L’enquête sur la Banque Pasche de Monaco dure ainsi depuis plus de six ans. Deux dirigeants ont été inculpés pour «blanchiment» et «non-déclaration de soupçons» en mai 2015 après un signalement au parquet en juillet 2013 par trois salariés licenciés, et «l’instruction est toujours en cours», selon le parquet. Une instruction se poursuit aussi au parquet national financier de Paris.

L’information judiciaire ouverte pour «blanchiment» en février 2014 «contre X» dans une affaire de circuit suspect de chèques en provenance d’Afrique, dénoncé par un salarié licencié en 2011 et impliquant une filiale monégasque de BNP Paribas, se prolonge également. Dans ce dossier, la demande de partie civile de l’association Sherpa qui lutte contre la criminalité économique, a été rejetée.

«Il y a des efforts des rouages de l’État sans forcément de résultats encore tangibles et concrets en termes de condamnations», admet Sylvie Petit-Leclair. Mais les effectifs et les pouvoirs du Service d’information et de contrôle sur les circuits financiers (Siccfin, équivalent de Tracfin en France) ont augmenté et les signalements au parquet ont quintuplé en cinq ans (27 en 2020).

Demandes d’entraide
Côté police, l’effectif affecté à la section des enquêtes financières a doublé en six ans avec treize enquêteurs pour 188 dossiers ouverts en 2020, contre 96 en 2015. «Il y a une proportion non négligeable de demandes d’entraide de l’étranger, environ la moitié, qu’on essaie d’exécuter rapidement, en quelques mois», a précisé le chef de la police judiciaire Jean-François Mirigay.

«On n’a pas à Monaco pour l’instant de dossiers liés à du terrorisme mais Monaco, place financière, a des obligations» et «il y a une prise en considération des enjeux (…) Le but est de montrer que Monaco n’a rien à cacher», dit-il.

À la suite du G20 de Londres en 2009, Monaco s’était engagé dans un effort de transparence fiscale qui lui avait permis de quitter la «liste grise» des pays non coopératifs élaborée par l’Organisation de coopération et de développement économique (OCDE).

Depuis 2016, plus d’une soixantaine d’accords bilatéraux de coopération fiscale ont été conclus, les gels de fonds sont récurrents et la liste des assujettis à des déclarations de soupçons devenue très longue – bijoutiers, concessionnaires, yachting, agents sportifs, etc.

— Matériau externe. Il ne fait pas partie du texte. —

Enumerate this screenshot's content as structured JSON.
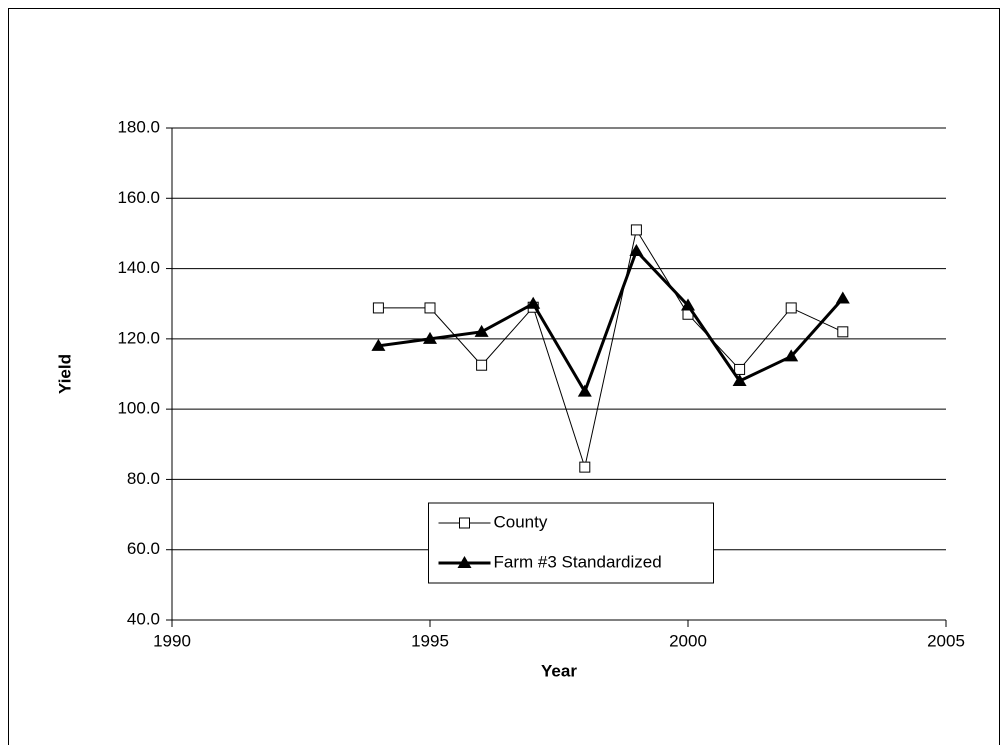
{
  "chart_data": {
    "type": "line",
    "x_label": "Year",
    "y_label": "Yield",
    "x": [
      1994,
      1995,
      1996,
      1997,
      1998,
      1999,
      2000,
      2001,
      2002,
      2003
    ],
    "series": [
      {
        "name": "County",
        "color": "#000000",
        "marker": "square",
        "line_width": 1,
        "values": [
          128.8,
          128.8,
          112.5,
          129.0,
          83.5,
          151.0,
          127.0,
          111.3,
          128.8,
          122.0
        ]
      },
      {
        "name": "Farm #3 Standardized",
        "color": "#000000",
        "marker": "triangle",
        "line_width": 3,
        "values": [
          118.0,
          120.0,
          122.0,
          130.0,
          105.0,
          145.0,
          129.5,
          108.0,
          115.0,
          131.5
        ]
      }
    ],
    "xlim": [
      1990,
      2005
    ],
    "xticks": [
      1990,
      1995,
      2000,
      2005
    ],
    "ylim": [
      40,
      180
    ],
    "yticks": [
      {
        "value": 40,
        "label": "40.0"
      },
      {
        "value": 60,
        "label": "60.0"
      },
      {
        "value": 80,
        "label": "80.0"
      },
      {
        "value": 100,
        "label": "100.0"
      },
      {
        "value": 120,
        "label": "120.0"
      },
      {
        "value": 140,
        "label": "140.0"
      },
      {
        "value": 160,
        "label": "160.0"
      },
      {
        "value": 180,
        "label": "180.0"
      }
    ],
    "grid": true,
    "legend": "lower center"
  }
}
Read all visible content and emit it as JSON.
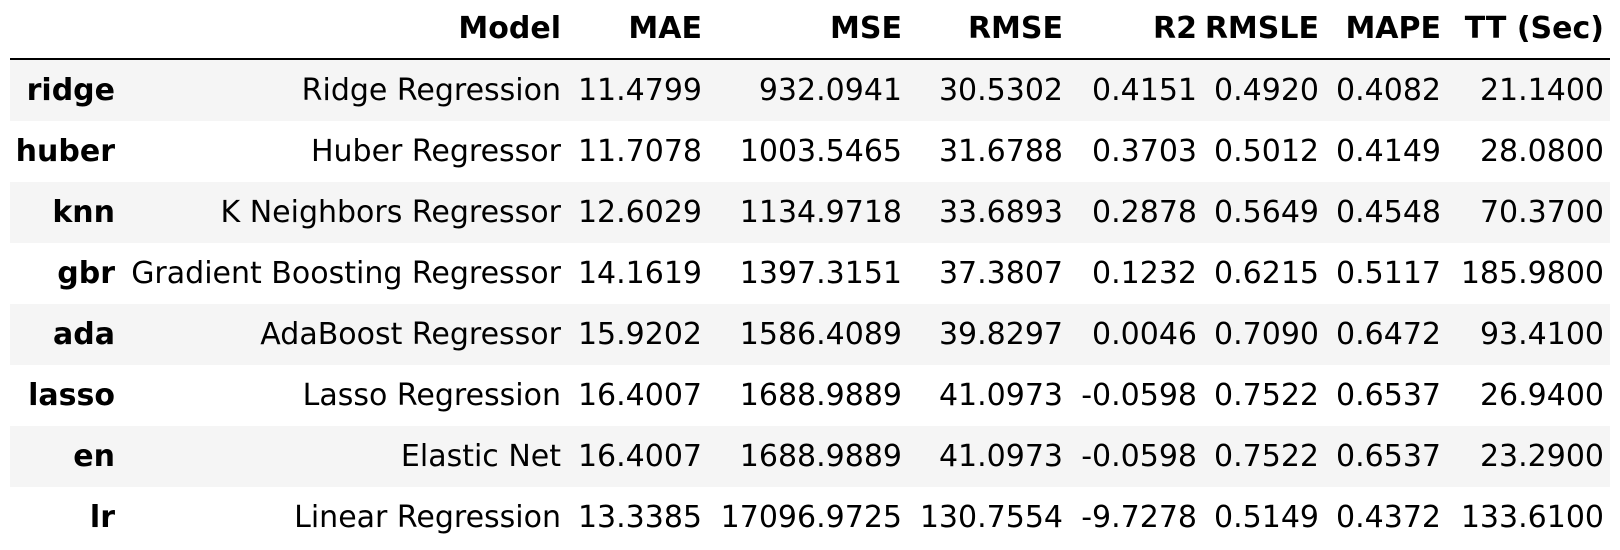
{
  "table": {
    "index_header": "",
    "columns": [
      "Model",
      "MAE",
      "MSE",
      "RMSE",
      "R2",
      "RMSLE",
      "MAPE",
      "TT (Sec)"
    ],
    "rows": [
      {
        "id": "ridge",
        "model": "Ridge Regression",
        "mae": "11.4799",
        "mse": "932.0941",
        "rmse": "30.5302",
        "r2": "0.4151",
        "rmsle": "0.4920",
        "mape": "0.4082",
        "tt": "21.1400"
      },
      {
        "id": "huber",
        "model": "Huber Regressor",
        "mae": "11.7078",
        "mse": "1003.5465",
        "rmse": "31.6788",
        "r2": "0.3703",
        "rmsle": "0.5012",
        "mape": "0.4149",
        "tt": "28.0800"
      },
      {
        "id": "knn",
        "model": "K Neighbors Regressor",
        "mae": "12.6029",
        "mse": "1134.9718",
        "rmse": "33.6893",
        "r2": "0.2878",
        "rmsle": "0.5649",
        "mape": "0.4548",
        "tt": "70.3700"
      },
      {
        "id": "gbr",
        "model": "Gradient Boosting Regressor",
        "mae": "14.1619",
        "mse": "1397.3151",
        "rmse": "37.3807",
        "r2": "0.1232",
        "rmsle": "0.6215",
        "mape": "0.5117",
        "tt": "185.9800"
      },
      {
        "id": "ada",
        "model": "AdaBoost Regressor",
        "mae": "15.9202",
        "mse": "1586.4089",
        "rmse": "39.8297",
        "r2": "0.0046",
        "rmsle": "0.7090",
        "mape": "0.6472",
        "tt": "93.4100"
      },
      {
        "id": "lasso",
        "model": "Lasso Regression",
        "mae": "16.4007",
        "mse": "1688.9889",
        "rmse": "41.0973",
        "r2": "-0.0598",
        "rmsle": "0.7522",
        "mape": "0.6537",
        "tt": "26.9400"
      },
      {
        "id": "en",
        "model": "Elastic Net",
        "mae": "16.4007",
        "mse": "1688.9889",
        "rmse": "41.0973",
        "r2": "-0.0598",
        "rmsle": "0.7522",
        "mape": "0.6537",
        "tt": "23.2900"
      },
      {
        "id": "lr",
        "model": "Linear Regression",
        "mae": "13.3385",
        "mse": "17096.9725",
        "rmse": "130.7554",
        "r2": "-9.7278",
        "rmsle": "0.5149",
        "mape": "0.4372",
        "tt": "133.6100"
      }
    ]
  },
  "colors": {
    "text": "#000000",
    "shaded_row": "#f5f5f5",
    "background": "#ffffff"
  }
}
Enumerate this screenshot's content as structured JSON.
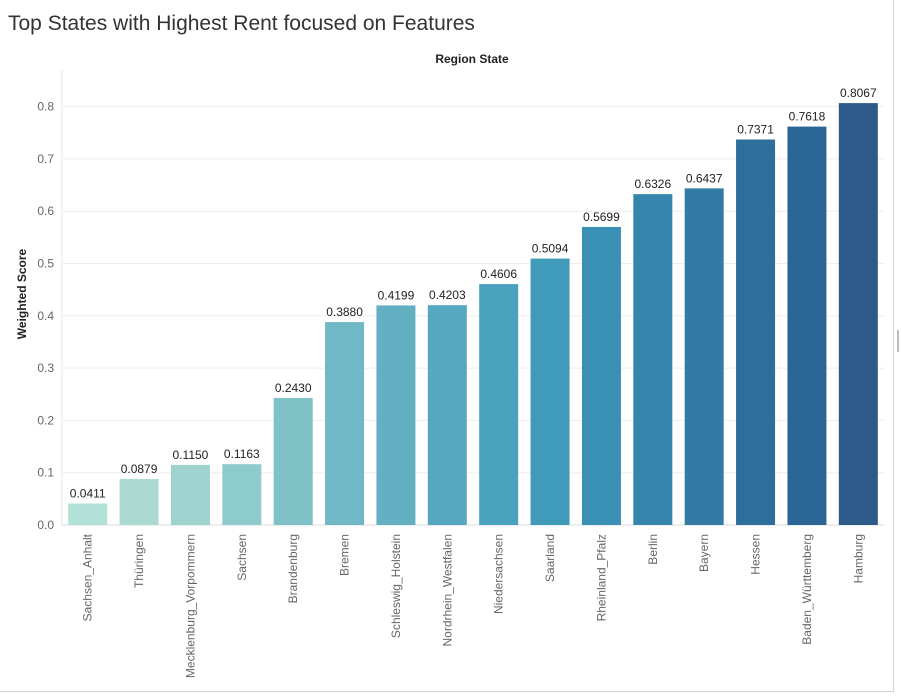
{
  "title": "Top States with Highest Rent focused on Features",
  "chart_data": {
    "type": "bar",
    "title": "Top States with Highest Rent focused on Features",
    "xlabel": "Region State",
    "ylabel": "Weighted Score",
    "ylim": [
      0,
      0.87
    ],
    "yticks": [
      "0.0",
      "0.1",
      "0.2",
      "0.3",
      "0.4",
      "0.5",
      "0.6",
      "0.7",
      "0.8"
    ],
    "grid": true,
    "categories": [
      "Sachsen_Anhalt",
      "Thüringen",
      "Mecklenburg_Vorpommern",
      "Sachsen",
      "Brandenburg",
      "Bremen",
      "Schleswig_Holstein",
      "Nordrhein_Westfalen",
      "Niedersachsen",
      "Saarland",
      "Rheinland_Pfalz",
      "Berlin",
      "Bayern",
      "Hessen",
      "Baden_Württemberg",
      "Hamburg"
    ],
    "values": [
      0.0411,
      0.0879,
      0.115,
      0.1163,
      0.243,
      0.388,
      0.4199,
      0.4203,
      0.4606,
      0.5094,
      0.5699,
      0.6326,
      0.6437,
      0.7371,
      0.7618,
      0.8067
    ],
    "value_labels": [
      "0.0411",
      "0.0879",
      "0.1150",
      "0.1163",
      "0.2430",
      "0.3880",
      "0.4199",
      "0.4203",
      "0.4606",
      "0.5094",
      "0.5699",
      "0.6326",
      "0.6437",
      "0.7371",
      "0.7618",
      "0.8067"
    ],
    "colors": [
      "#b2e2d7",
      "#aadad2",
      "#9ed3cf",
      "#8ecbcc",
      "#80c1c8",
      "#71b8c6",
      "#62b0c2",
      "#55a8c0",
      "#49a1bd",
      "#409aba",
      "#3a8fb4",
      "#3585ad",
      "#317ba5",
      "#2d6e9d",
      "#2b6595",
      "#2c5a89"
    ]
  }
}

Elle inclut depuis 2020 les marchands de biens et les plateformes de cryptomonnaie et d’actifs numériques. «Tout ça sert à montrer qu’ils font des efforts, c’est de l’habillage», critique une source proche du dossier ayant requis l’anonymat. «Ils avancent tout doucement car ils ne peuvent pas se permettre de figurer dans la liste grise sinon c’est la mort économique! Les banques ne pourraient plus avoir de succursales ou accepter des transferts».

Si dans les scandales de la Banque Pasche de Monaco et BNP Paribas Wealth Management à Monaco, les lanceurs d’alerte sont les seuls à avoir trinqué jusqu’à présent, perdant leur emploi, la loi de 2020 promet à l’avenir la stricte confidentialité à ces intervenants.